On 7/17/05, Steven Hilton <mshiltonj(a)gmail.com> wrote:
On 7/17/05, Ævar Arnfjörð Bjarmason
<avarab(a)gmail.com> wrote:
Just counting words as something split on white
space wouldn't work
for MediaWiki since not all languages split words on white space and
even English sometimes spits words on other things than white space or
', "it's" expands to "it is" and it therefor two words.
I can't speak to other languages, but the wiki entry on word count
(
http://en.wikipedia.org/wiki/Word_count) -- found when I was
searching to see if mediawiki had a word count feature -- mentions
"automated word counting software which can count the actual words as
delimited by whitespace" and that "Word counting algorithms can vary
between software... Therefor, counting the words of a given document
using different software may give unequal results."

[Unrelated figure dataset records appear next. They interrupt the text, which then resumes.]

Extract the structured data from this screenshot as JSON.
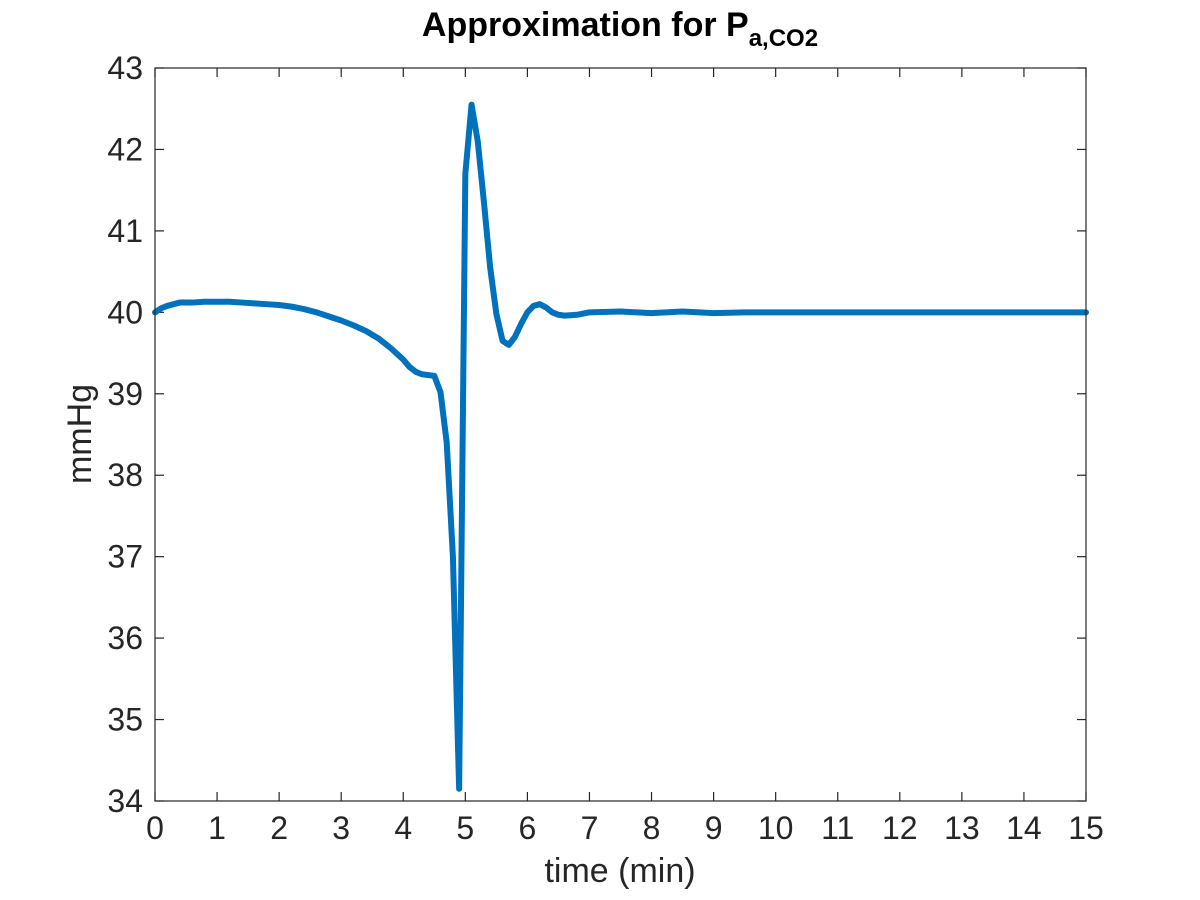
{
  "chart_data": {
    "type": "line",
    "title": "Approximation for P",
    "title_subscript": "a,CO2",
    "xlabel": "time (min)",
    "ylabel": "mmHg",
    "xlim": [
      0,
      15
    ],
    "ylim": [
      34,
      43
    ],
    "xticks": [
      0,
      1,
      2,
      3,
      4,
      5,
      6,
      7,
      8,
      9,
      10,
      11,
      12,
      13,
      14,
      15
    ],
    "yticks": [
      34,
      35,
      36,
      37,
      38,
      39,
      40,
      41,
      42,
      43
    ],
    "grid": false,
    "line_color": "#0072BD",
    "series": [
      {
        "x": [
          0,
          0.1,
          0.2,
          0.3,
          0.4,
          0.6,
          0.8,
          1.0,
          1.2,
          1.4,
          1.6,
          1.8,
          2.0,
          2.2,
          2.4,
          2.6,
          2.8,
          3.0,
          3.2,
          3.4,
          3.6,
          3.8,
          4.0,
          4.1,
          4.2,
          4.3,
          4.4,
          4.5,
          4.6,
          4.7,
          4.8,
          4.9,
          5.0,
          5.1,
          5.2,
          5.3,
          5.4,
          5.5,
          5.6,
          5.7,
          5.8,
          5.9,
          6.0,
          6.1,
          6.2,
          6.3,
          6.4,
          6.5,
          6.6,
          6.8,
          7.0,
          7.5,
          8.0,
          8.5,
          9.0,
          9.5,
          10.0,
          11.0,
          12.0,
          13.0,
          14.0,
          15.0
        ],
        "y": [
          40.0,
          40.05,
          40.08,
          40.1,
          40.12,
          40.12,
          40.13,
          40.13,
          40.13,
          40.12,
          40.11,
          40.1,
          40.09,
          40.07,
          40.04,
          40.0,
          39.95,
          39.9,
          39.84,
          39.77,
          39.68,
          39.56,
          39.42,
          39.33,
          39.27,
          39.24,
          39.23,
          39.22,
          39.02,
          38.4,
          37.0,
          34.15,
          41.7,
          42.55,
          42.1,
          41.35,
          40.55,
          39.98,
          39.65,
          39.6,
          39.7,
          39.86,
          40.0,
          40.08,
          40.1,
          40.06,
          40.0,
          39.97,
          39.96,
          39.97,
          40.0,
          40.01,
          39.99,
          40.01,
          39.99,
          40.0,
          40.0,
          40.0,
          40.0,
          40.0,
          40.0,
          40.0
        ]
      }
    ]
  }
}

I think splitting on whitespace will work 99% of the time, especially
if the delimiter can be defined as language specific.
First of all, I've yet to be convinced that this is even worth the
effort but even so, you're getting the raw wikitext and counting
whitespaces in it, which is not a good idea there will be alot of
whitespace that doesn't delimit words in things like wikitables,
interwiki links, comments and so forth.
If you feel like seriously working on it open a bug on it, explain
what it could be used for ( I presume it's something more than just
putting "This article has {{WORDCOUNT}} words" on every page) and make
sure you implement it in such a way that it doesn't get false
positives and can be redifined in the Language class.